Seit vielen Jahren bin ich Prüfer für angehende Triebfahrzeugführer*innen. Es ist ein Beruf, den ich mit großer Verantwortung, aber auch mit viel Herzblut ausübe. In all den Jahren habe ich sehr viele Prüfungen abgenommen – und doch sind es immer wieder bestimmte Momente, die mich tief berühren und mir zeigen, wie viel mehr hinter einer bestandenen Prüfung steckt als nur ein weiterer Schritt auf dem Karriereweg.
Besonders beeindruckend finde ich die Geschichten mancher Prüflinge, die einen sehr besonderen Lebensweg hinter sich haben: Menschen, die vor wenigen Jahren noch auf der Flucht waren – oft unter lebensgefährlichen Bedingungen –, um hier in Deutschland eine neue Perspektive zu finden.
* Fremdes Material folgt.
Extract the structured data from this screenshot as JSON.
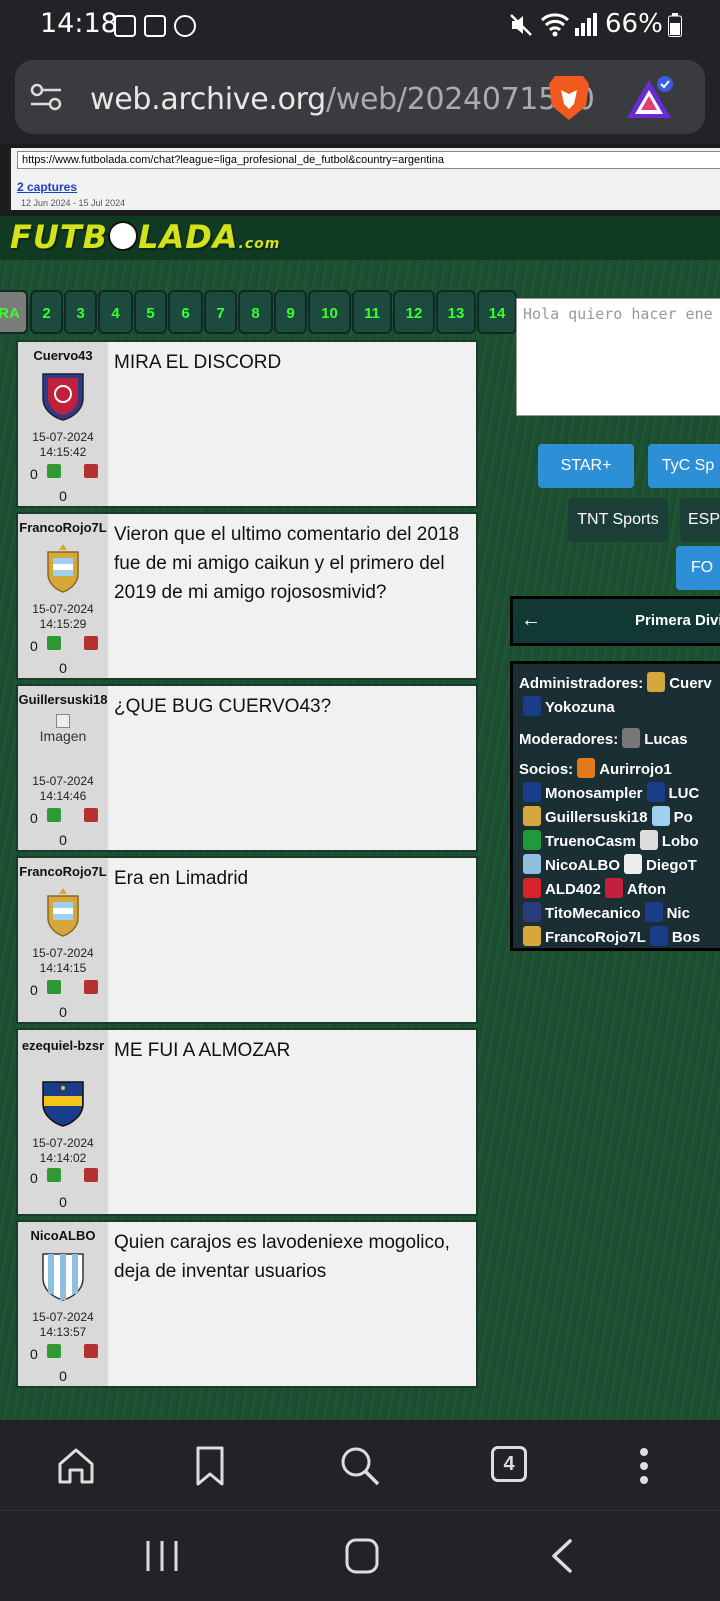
{
  "status_bar": {
    "time": "14:18",
    "battery": "66%"
  },
  "browser": {
    "url_domain": "web.archive.org",
    "url_path": "/web/2024071500"
  },
  "wayback": {
    "url": "https://www.futbolada.com/chat?league=liga_profesional_de_futbol&country=argentina",
    "captures": "2 captures",
    "dates": "12 Jun 2024 - 15 Jul 2024"
  },
  "site": {
    "logo": {
      "left": "FUTB",
      "right": "LADA",
      "suffix": ".com"
    },
    "pages": [
      "RA",
      "2",
      "3",
      "4",
      "5",
      "6",
      "7",
      "8",
      "9",
      "10",
      "11",
      "12",
      "13",
      "14"
    ],
    "messages": [
      {
        "user": "Cuervo43",
        "date": "15-07-2024",
        "time": "14:15:42",
        "likes": "0",
        "score": "0",
        "text": "MIRA EL DISCORD",
        "badge": "#c0203a"
      },
      {
        "user": "FrancoRojo7L",
        "date": "15-07-2024",
        "time": "14:15:29",
        "likes": "0",
        "score": "0",
        "text": "Vieron que el ultimo comentario del 2018 fue de mi amigo caikun y el primero del 2019 de mi amigo rojososmivid?",
        "badge": "#d6a73a"
      },
      {
        "user": "Guillersuski18",
        "date": "15-07-2024",
        "time": "14:14:46",
        "likes": "0",
        "score": "0",
        "text": "¿QUE BUG CUERVO43?",
        "avatar_alt": "Imagen"
      },
      {
        "user": "FrancoRojo7L",
        "date": "15-07-2024",
        "time": "14:14:15",
        "likes": "0",
        "score": "0",
        "text": "Era en Limadrid",
        "badge": "#d6a73a"
      },
      {
        "user": "ezequiel-bzsr",
        "date": "15-07-2024",
        "time": "14:14:02",
        "likes": "0",
        "score": "0",
        "text": "ME FUI A ALMOZAR",
        "badge": "#1a3d8a"
      },
      {
        "user": "NicoALBO",
        "date": "15-07-2024",
        "time": "14:13:57",
        "likes": "0",
        "score": "0",
        "text": "Quien carajos es lavodeniexe mogolico, deja de inventar usuarios",
        "badge": "#8fbfe0"
      }
    ],
    "chat_placeholder": "Hola quiero hacer ene",
    "tv_buttons": {
      "star": "STAR+",
      "tyc": "TyC Sp",
      "tnt": "TNT Sports",
      "esp": "ESP",
      "fo": "FO"
    },
    "league_title": "Primera Divi",
    "roles": {
      "admins_label": "Administradores:",
      "admins": [
        "Cuerv",
        "Yokozuna"
      ],
      "mods_label": "Moderadores:",
      "mods": [
        "Lucas"
      ],
      "socios_label": "Socios:",
      "socios": [
        "Aurirrojo1",
        "Monosampler",
        "LUC",
        "Guillersuski18",
        "Po",
        "TruenoCasm",
        "Lobo",
        "NicoALBO",
        "DiegoT",
        "ALD402",
        "Afton",
        "TitoMecanico",
        "Nic",
        "FrancoRojo7L",
        "Bos"
      ]
    }
  },
  "bottom_nav": {
    "tabs_count": "4"
  }
}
Sie lernen unsere Sprache, bilden sich weiter, kämpfen sich durch – und stehen dann eines Tages vor mir zur Prüfung als Triebfahrzeugführer*in.
Wenn ich dann ein positives Prüfungsergebnis verkünde, geschieht oft etwas ganz Besonderes. In diesen Momenten spürt man förmlich, wie eine große Last von den Schultern fällt. Tränen fließen nicht selten – aber nicht aus Traurigkeit, sondern aus Erleichterung, aus Stolz und aus Hoffnung. Es ist der Moment, in dem aus einem Weg voller Unsicherheit ein Ziel wird. Ein Stück Zukunft. Ein Gefühl von Zuhause.
Eines der schönsten Erlebnisse meiner Laufbahn war, als mich ein stolzer Vater nach der bestandenen Prüfung seines Sohnes zum Essen einlud. Für ihn war es ein so bedeutender Moment, dass er ihn mit allen teilen wollte. Und für mich war es der vielleicht schönste Beweis dafür, wie Integration gelingen kann: wenn aus Fremdsein Zugehörigkeit wird. Wenn aus geflüchteten Kollegen, Fachmänner/Fachfrauen oder Triebfahrzeugführer*innen werden.
In solchen Augenblicken wird mir immer wieder bewusst: Mein Job ist nicht nur, Wissen zu prüfen. Es ist ein kleiner Teil einer viel größeren Geschichte. Und manchmal darf ich Zeuge davon sein, wenn sich ein neues Kapitel öffnet – für jemanden, der es sich mit großem Einsatz verdient hat.